Что же это за достоинство такое, заставляющее поддерживать погружение страны в хаос ради фетиша борьбы с властью? Что это за достоинство, требующее оставить своего ребёнка одного в этом мире только ради изменения порядка, который и сам постоянно меняется? Я думаю, что подлинное основание этого явления – желание стать субъектом. Своей жизни, жизни страны, наконец, истории (притом что запись «В моей смерти прошу винить Российскую Федерацию» – это финальный отказ от права быть самому творцом своей судьбы и вручение государству права быть Творцом человеческих судеб). Никакой заботы о личном благе и благе народа тут на самом деле нет, потому что жажда субъектности коренится глубоко в основании личности, там же, где коренится традиционное богоборчество интеллигенции.

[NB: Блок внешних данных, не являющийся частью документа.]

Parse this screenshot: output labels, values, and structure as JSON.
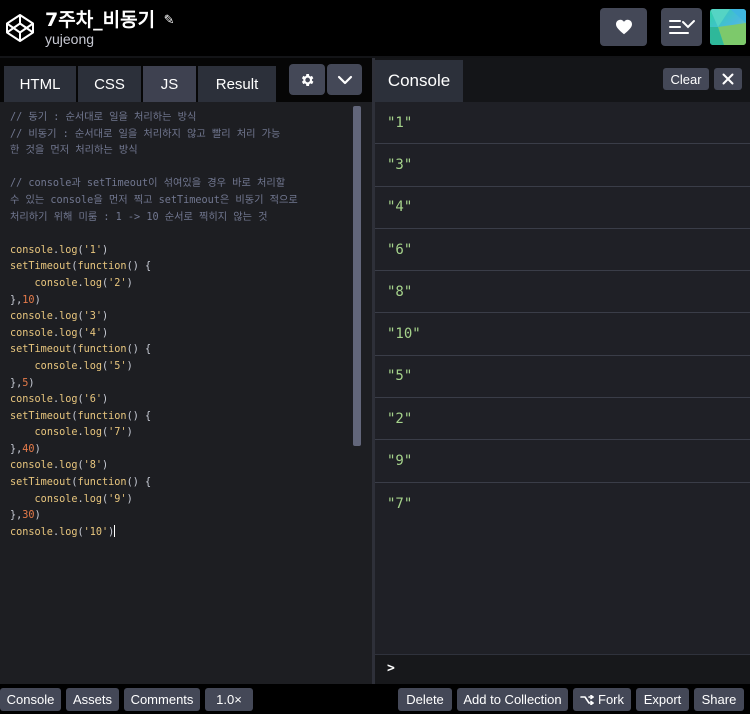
{
  "header": {
    "title": "7주차_비동기",
    "author": "yujeong"
  },
  "editor": {
    "tabs": [
      "HTML",
      "CSS",
      "JS",
      "Result"
    ],
    "active_tab": "JS",
    "code_lines": [
      [
        {
          "t": "cm",
          "v": "// 동기 : 순서대로 일을 처리하는 방식"
        }
      ],
      [
        {
          "t": "cm",
          "v": "// 비동기 : 순서대로 일을 처리하지 않고 빨리 처리 가능"
        }
      ],
      [
        {
          "t": "cm",
          "v": "한 것을 먼저 처리하는 방식"
        }
      ],
      [],
      [
        {
          "t": "cm",
          "v": "// console과 setTimeout이 섞여있을 경우 바로 처리할"
        }
      ],
      [
        {
          "t": "cm",
          "v": "수 있는 console을 먼저 찍고 setTimeout은 비동기 적으로"
        }
      ],
      [
        {
          "t": "cm",
          "v": "처리하기 위해 미룸 : 1 -> 10 순서로 찍히지 않는 것"
        }
      ],
      [],
      [
        {
          "t": "fn",
          "v": "console"
        },
        {
          "t": "pl",
          "v": "."
        },
        {
          "t": "fn",
          "v": "log"
        },
        {
          "t": "pl",
          "v": "("
        },
        {
          "t": "str",
          "v": "'1'"
        },
        {
          "t": "pl",
          "v": ")"
        }
      ],
      [
        {
          "t": "fn",
          "v": "setTimeout"
        },
        {
          "t": "pl",
          "v": "("
        },
        {
          "t": "fn",
          "v": "function"
        },
        {
          "t": "pl",
          "v": "() {"
        }
      ],
      [
        {
          "t": "pl",
          "v": "    "
        },
        {
          "t": "fn",
          "v": "console"
        },
        {
          "t": "pl",
          "v": "."
        },
        {
          "t": "fn",
          "v": "log"
        },
        {
          "t": "pl",
          "v": "("
        },
        {
          "t": "str",
          "v": "'2'"
        },
        {
          "t": "pl",
          "v": ")"
        }
      ],
      [
        {
          "t": "pl",
          "v": "},"
        },
        {
          "t": "num",
          "v": "10"
        },
        {
          "t": "pl",
          "v": ")"
        }
      ],
      [
        {
          "t": "fn",
          "v": "console"
        },
        {
          "t": "pl",
          "v": "."
        },
        {
          "t": "fn",
          "v": "log"
        },
        {
          "t": "pl",
          "v": "("
        },
        {
          "t": "str",
          "v": "'3'"
        },
        {
          "t": "pl",
          "v": ")"
        }
      ],
      [
        {
          "t": "fn",
          "v": "console"
        },
        {
          "t": "pl",
          "v": "."
        },
        {
          "t": "fn",
          "v": "log"
        },
        {
          "t": "pl",
          "v": "("
        },
        {
          "t": "str",
          "v": "'4'"
        },
        {
          "t": "pl",
          "v": ")"
        }
      ],
      [
        {
          "t": "fn",
          "v": "setTimeout"
        },
        {
          "t": "pl",
          "v": "("
        },
        {
          "t": "fn",
          "v": "function"
        },
        {
          "t": "pl",
          "v": "() {"
        }
      ],
      [
        {
          "t": "pl",
          "v": "    "
        },
        {
          "t": "fn",
          "v": "console"
        },
        {
          "t": "pl",
          "v": "."
        },
        {
          "t": "fn",
          "v": "log"
        },
        {
          "t": "pl",
          "v": "("
        },
        {
          "t": "str",
          "v": "'5'"
        },
        {
          "t": "pl",
          "v": ")"
        }
      ],
      [
        {
          "t": "pl",
          "v": "},"
        },
        {
          "t": "num",
          "v": "5"
        },
        {
          "t": "pl",
          "v": ")"
        }
      ],
      [
        {
          "t": "fn",
          "v": "console"
        },
        {
          "t": "pl",
          "v": "."
        },
        {
          "t": "fn",
          "v": "log"
        },
        {
          "t": "pl",
          "v": "("
        },
        {
          "t": "str",
          "v": "'6'"
        },
        {
          "t": "pl",
          "v": ")"
        }
      ],
      [
        {
          "t": "fn",
          "v": "setTimeout"
        },
        {
          "t": "pl",
          "v": "("
        },
        {
          "t": "fn",
          "v": "function"
        },
        {
          "t": "pl",
          "v": "() {"
        }
      ],
      [
        {
          "t": "pl",
          "v": "    "
        },
        {
          "t": "fn",
          "v": "console"
        },
        {
          "t": "pl",
          "v": "."
        },
        {
          "t": "fn",
          "v": "log"
        },
        {
          "t": "pl",
          "v": "("
        },
        {
          "t": "str",
          "v": "'7'"
        },
        {
          "t": "pl",
          "v": ")"
        }
      ],
      [
        {
          "t": "pl",
          "v": "},"
        },
        {
          "t": "num",
          "v": "40"
        },
        {
          "t": "pl",
          "v": ")"
        }
      ],
      [
        {
          "t": "fn",
          "v": "console"
        },
        {
          "t": "pl",
          "v": "."
        },
        {
          "t": "fn",
          "v": "log"
        },
        {
          "t": "pl",
          "v": "("
        },
        {
          "t": "str",
          "v": "'8'"
        },
        {
          "t": "pl",
          "v": ")"
        }
      ],
      [
        {
          "t": "fn",
          "v": "setTimeout"
        },
        {
          "t": "pl",
          "v": "("
        },
        {
          "t": "fn",
          "v": "function"
        },
        {
          "t": "pl",
          "v": "() {"
        }
      ],
      [
        {
          "t": "pl",
          "v": "    "
        },
        {
          "t": "fn",
          "v": "console"
        },
        {
          "t": "pl",
          "v": "."
        },
        {
          "t": "fn",
          "v": "log"
        },
        {
          "t": "pl",
          "v": "("
        },
        {
          "t": "str",
          "v": "'9'"
        },
        {
          "t": "pl",
          "v": ")"
        }
      ],
      [
        {
          "t": "pl",
          "v": "},"
        },
        {
          "t": "num",
          "v": "30"
        },
        {
          "t": "pl",
          "v": ")"
        }
      ],
      [
        {
          "t": "fn",
          "v": "console"
        },
        {
          "t": "pl",
          "v": "."
        },
        {
          "t": "fn",
          "v": "log"
        },
        {
          "t": "pl",
          "v": "("
        },
        {
          "t": "str",
          "v": "'10'"
        },
        {
          "t": "pl",
          "v": ")"
        },
        {
          "t": "caret",
          "v": ""
        }
      ]
    ]
  },
  "console": {
    "title": "Console",
    "clear_label": "Clear",
    "outputs": [
      "\"1\"",
      "\"3\"",
      "\"4\"",
      "\"6\"",
      "\"8\"",
      "\"10\"",
      "\"5\"",
      "\"2\"",
      "\"9\"",
      "\"7\""
    ],
    "prompt": ">"
  },
  "footer": {
    "left": [
      "Console",
      "Assets",
      "Comments",
      "1.0×"
    ],
    "right": [
      "Delete",
      "Add to Collection",
      "Fork",
      "Export",
      "Share"
    ]
  },
  "colors": {
    "background": "#131417",
    "editor_bg": "#1d1e22",
    "button_bg": "#444857",
    "comment": "#717790",
    "function": "#e8c67e",
    "number": "#e67b4a",
    "console_string": "#a5d28b"
  },
  "icons": [
    "codepen-logo-icon",
    "pencil-icon",
    "heart-icon",
    "layout-icon",
    "settings-icon",
    "chevron-down-icon",
    "close-icon",
    "fork-icon"
  ]
}
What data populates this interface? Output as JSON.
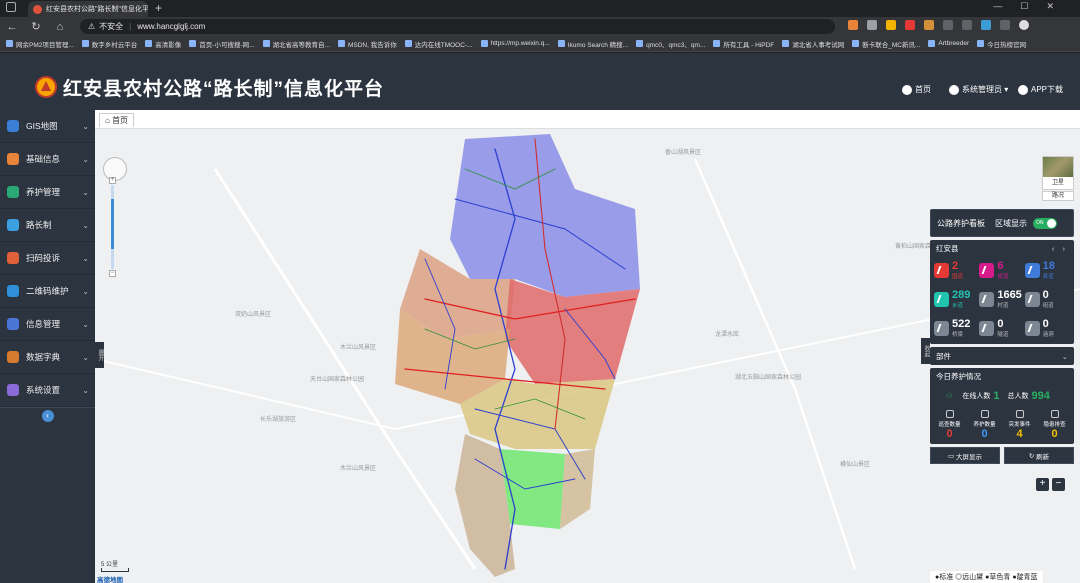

И трагедия революционного интеллигента в том и состоит, что собственную субъектность он обретает в разрушении, а не в сохранении существующего и созидании нового. Этим интеллигент, конечно, делает себя врагом народа и государства, и нечего удивляться, что государство в ответ тоже начинает считать его врагом. А стоит ли удивляться тому, что многие готовы перевернуть знаменитые слова Гершензона, сказанные им в «Вехах»? Тот, как известно, призвал благословлять государство за то, что оно защищает их, интеллигентов с «искалеченными душами», от «ярости народной». А народу-созидателю, пережившему за век два обрушения страны, впору поблагодарить государство за защиту от неизбывной и слепой ярости революционной интеллигенции.